Alzheimer’s disease, or AD, is the best-known neurodegenerative disorder affecting cognitive functioning and accounts for 60% to 80% of dementia cases. Understanding the progression of AD is relevant for its treatment, and multiple hypotheses exist to explain how the disease progresses.
One of these is the tau hypothesis; tau is a protein that stabilizes microtubules, an important component in neurons. Misfolding of tau leads to its aggregation in cells. This accumulation of tau starts spreading throughout the brain of AD patients by moving from cell to cell.

In a recent study published in the Journal of Biological Chemistry, Joanna Cooper at the University of Maryland School of Medicine, Aurelien Lathuiliere at Massachusetts General Hospital and a team of researchers focused on a receptor called Sortilin-related receptor 1, or SORL1, that is involved in tau accumulation inside the cells.
“SORL1 has been associated with Alzheimer’s disease in a sense that mutations have been found that may be causative, but there is no consensus as to how that is working,” Cooper said. “Most research previously has focused on its role with amyloid beta, which is the other main player in Alzheimer’s disease.”
Prior research showed that lower levels of SORL1 increase the generation of a polypeptide called amyloid beta, the main component of amyloid plaque found in AD patients. This new research indicates SORL1 increases tau seeding, highlighting a contradiction in the role of SORL1 in AD progression.
“I think it’s a new line of research with the potential to have translational implications for patients,” Lathuiliere said.
With amyloid beta, loss of function of SORL1 is problematic, whereas in the context of tau there might also be a gain of toxic function, Cooper explained. “That adds a whole dichotomy into thinking about what SORL1 does,” she said.
Researchers need to do more work in the lab to determine if SORL1 is a therapeutically relevant target for AD patients.
“It was really easy to identify that it acts as a direct binding partner to tau,” Cooper said. That simple experiment quickly gave conclusive results.
“It was a lot more challenging to dig into what can SORL1 do and try to understand something that gives us insight it’s actual physiological function.”
The team used surface plasmon resonance to detect the binding affinity of SORL1 with tau. They conducted immunofluorescence staining and Förster resonance energy transfer assays to understand where tau was positioned among cells and to understand the implication of specific SORL1 mutations in AD patients.

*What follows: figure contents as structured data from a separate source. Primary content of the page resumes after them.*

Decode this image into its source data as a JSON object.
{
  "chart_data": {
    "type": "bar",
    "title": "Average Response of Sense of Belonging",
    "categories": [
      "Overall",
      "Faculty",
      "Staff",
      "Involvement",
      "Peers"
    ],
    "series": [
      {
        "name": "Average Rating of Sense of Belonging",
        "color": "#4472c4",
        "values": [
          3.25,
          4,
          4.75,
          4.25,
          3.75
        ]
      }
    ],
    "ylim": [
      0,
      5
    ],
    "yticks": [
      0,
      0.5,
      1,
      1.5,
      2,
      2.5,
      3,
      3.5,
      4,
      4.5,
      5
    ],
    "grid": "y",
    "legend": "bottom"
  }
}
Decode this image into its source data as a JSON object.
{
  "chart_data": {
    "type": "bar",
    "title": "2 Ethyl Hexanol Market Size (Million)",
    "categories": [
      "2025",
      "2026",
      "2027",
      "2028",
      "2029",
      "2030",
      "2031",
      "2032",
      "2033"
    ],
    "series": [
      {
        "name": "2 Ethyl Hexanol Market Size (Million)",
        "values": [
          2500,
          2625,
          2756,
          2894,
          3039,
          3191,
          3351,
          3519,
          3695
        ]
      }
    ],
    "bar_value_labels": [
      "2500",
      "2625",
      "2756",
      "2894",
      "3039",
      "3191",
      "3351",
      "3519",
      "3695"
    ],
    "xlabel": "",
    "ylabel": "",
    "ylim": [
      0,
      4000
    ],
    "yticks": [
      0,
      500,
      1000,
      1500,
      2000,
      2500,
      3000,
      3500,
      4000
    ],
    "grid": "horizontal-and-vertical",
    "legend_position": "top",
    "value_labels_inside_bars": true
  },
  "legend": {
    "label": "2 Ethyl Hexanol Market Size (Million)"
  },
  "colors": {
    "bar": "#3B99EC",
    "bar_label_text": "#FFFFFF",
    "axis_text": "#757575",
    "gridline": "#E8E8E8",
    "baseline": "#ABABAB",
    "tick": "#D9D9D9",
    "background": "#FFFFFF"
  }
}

Even if SORL1 isn’t targeted directly for therapeutics, this finding “provides context for the machinery that is helping to traffic tau and opens up a lot more understanding about how that process happens,” Cooper said.
Overall, tau seeding causes AD to progress. Understanding where tau is within and among cells and the receptors responsible for cellular uptake and transport will help researchers explore avenues for treating AD.